Quick backstory, I had 2 parakeets and never knew how to tame them. Occasionally I would let them out of the cage to fly around because I felt bad for them stuck in there, but never was in an environment to do it all the time (clueless family opening doors all the time, cats etc). Fastforward to now I adopted my bird from my neighbor and she certainly was not socialized there. I had her for several months before attempting to tame. Then I had very very slow progress getting Plumpy not to be afraid of my hand in the cage. I could pet her belly when she was sleepy at night but that was it. I didn't want to attempt to take her out of the cage and then not be able to get her back in. (remember having to do this as a kid). This night taming thing all started when I had to give antibiotics to her for a week. Take the bird out of the cage and hold her and squirt a drop in her mouth do it every day? I thought they were nuts! But doctor's orders... And turns out it was easier than pilling a cat.

I have 5 cats and 2 young children and I work during the day anyway.

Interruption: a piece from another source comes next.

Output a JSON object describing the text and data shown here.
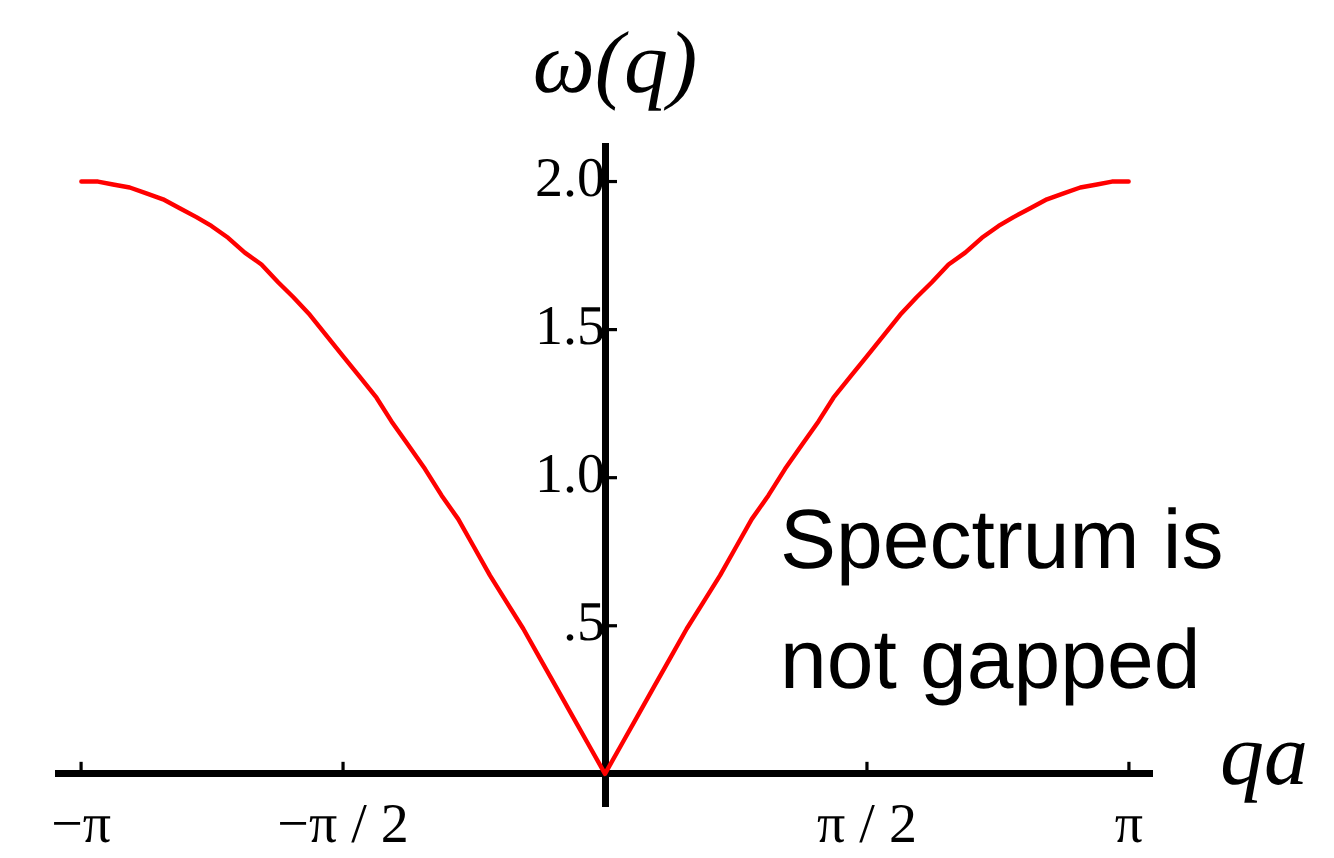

So needless to say, time for the bird happens once the kids are in bed. I sequester the cats. No distractions or kids around to make mistakes. After giving the med, I would let Plumpy sit on my lap or on my hand on the couch. She would put up with me for a few minutes but then fly off somewhere else. I used the trick the vet taught me by turning off the lights 
and dropping a small, light washcloth on top and gently scooping her up. By the end of the week, Plumpy was perching on my finger when prompted and lets me put her back in the cage this way. She has once flown around and landed back on my shoulder. She tolerates petting. 

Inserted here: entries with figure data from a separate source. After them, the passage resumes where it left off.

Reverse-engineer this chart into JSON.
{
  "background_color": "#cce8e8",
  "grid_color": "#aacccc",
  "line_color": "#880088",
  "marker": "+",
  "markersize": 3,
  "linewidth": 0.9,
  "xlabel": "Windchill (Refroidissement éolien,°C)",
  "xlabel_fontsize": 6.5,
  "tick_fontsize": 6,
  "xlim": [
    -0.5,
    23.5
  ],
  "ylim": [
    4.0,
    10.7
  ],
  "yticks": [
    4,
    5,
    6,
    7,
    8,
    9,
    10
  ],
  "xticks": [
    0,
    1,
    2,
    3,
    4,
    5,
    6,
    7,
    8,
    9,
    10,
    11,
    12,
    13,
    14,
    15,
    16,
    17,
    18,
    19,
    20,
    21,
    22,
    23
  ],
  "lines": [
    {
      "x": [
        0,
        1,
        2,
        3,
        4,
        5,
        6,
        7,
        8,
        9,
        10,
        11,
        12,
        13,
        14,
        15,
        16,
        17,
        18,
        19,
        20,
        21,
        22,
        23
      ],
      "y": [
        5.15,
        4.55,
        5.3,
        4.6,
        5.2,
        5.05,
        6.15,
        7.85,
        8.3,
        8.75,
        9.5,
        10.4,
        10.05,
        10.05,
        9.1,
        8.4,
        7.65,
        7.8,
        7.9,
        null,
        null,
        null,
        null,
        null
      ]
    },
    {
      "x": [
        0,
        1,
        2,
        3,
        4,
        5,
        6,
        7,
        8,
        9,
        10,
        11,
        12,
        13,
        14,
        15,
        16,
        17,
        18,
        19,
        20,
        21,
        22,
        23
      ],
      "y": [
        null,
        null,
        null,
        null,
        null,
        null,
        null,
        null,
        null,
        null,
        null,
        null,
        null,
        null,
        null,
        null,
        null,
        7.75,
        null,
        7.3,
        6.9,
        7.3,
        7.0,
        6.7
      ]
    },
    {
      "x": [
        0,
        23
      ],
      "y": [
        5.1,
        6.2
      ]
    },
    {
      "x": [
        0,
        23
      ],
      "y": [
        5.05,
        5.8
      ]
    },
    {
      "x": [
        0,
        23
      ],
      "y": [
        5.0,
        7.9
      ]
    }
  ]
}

Week 2 now and she can fly anywhere and let me approach her and will jump onto my finger and let me walk around with her. I still have to grab her to get her out of the cage and to weigh her. She also hates when I touch the side of back of her head, I'm assuming this is common. 

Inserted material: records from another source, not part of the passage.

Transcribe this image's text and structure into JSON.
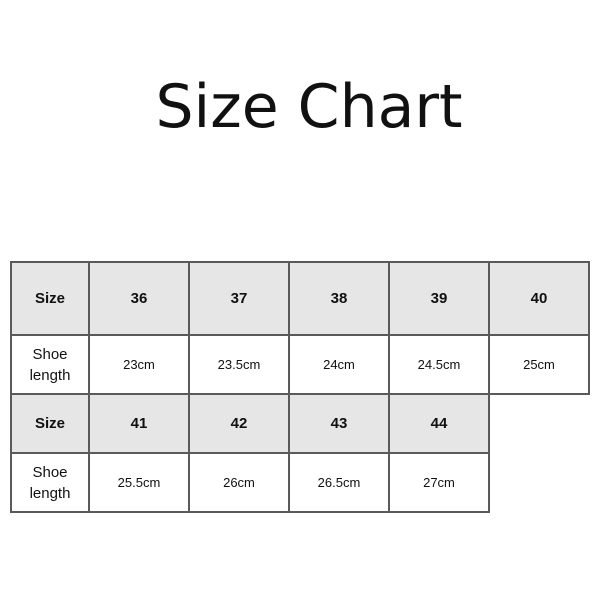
{
  "title": "Size Chart",
  "table": {
    "row_label_size": "Size",
    "row_label_length": "Shoe length",
    "blocks": [
      {
        "sizes": [
          "36",
          "37",
          "38",
          "39",
          "40"
        ],
        "lengths": [
          "23cm",
          "23.5cm",
          "24cm",
          "24.5cm",
          "25cm"
        ]
      },
      {
        "sizes": [
          "41",
          "42",
          "43",
          "44"
        ],
        "lengths": [
          "25.5cm",
          "26cm",
          "26.5cm",
          "27cm"
        ]
      }
    ]
  },
  "colors": {
    "header_fill": "#e6e6e6",
    "border": "#5a5a5a"
  }
}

I was thinking this process would take months or years! At some point I will take her out during the day and see if she still responds well.

Is this a thing? Has anyone else tried this?


----------



## StarlingWings (Mar 15, 2013)

It's definitely good in your situation that you're doing taming at night. You're absolutely right that she's not going to want to relax or feel safe in an environment where it's unsafe, and during the day, it definitely is. At night, it's just the two of you, there aren't any surprises, and she doesn't feel as threatened. It's definitely "a thing"  

I'm glad that you're taking the time to begin taming her and that she's responding well! Also, as a side note, most budgies don't like to be petted or touched, so that's normal


----------



## PlumpyParakeet (Apr 22, 2018)

Update: For the past week Plumpy has been stepping up on my finger to come out of the cage. She still loves to sit on my shoulder while I go around the house or sit at the computer/tv. Just the past few days she is letting me pet her a lot more. She lets me pet her under her wings... my finger lifts each wing and pets her body underneath and then she'll lift it even more on her own. Is it normal for budgies to like that?? Also she is letting me pet her head a bit now, and instead of biting me just turns around if she wants me to stop.


----------



## StarlingWings (Mar 15, 2013)

Most budgies don't like to be petted, but some do! Seems like Plumpy is one who likes it


----------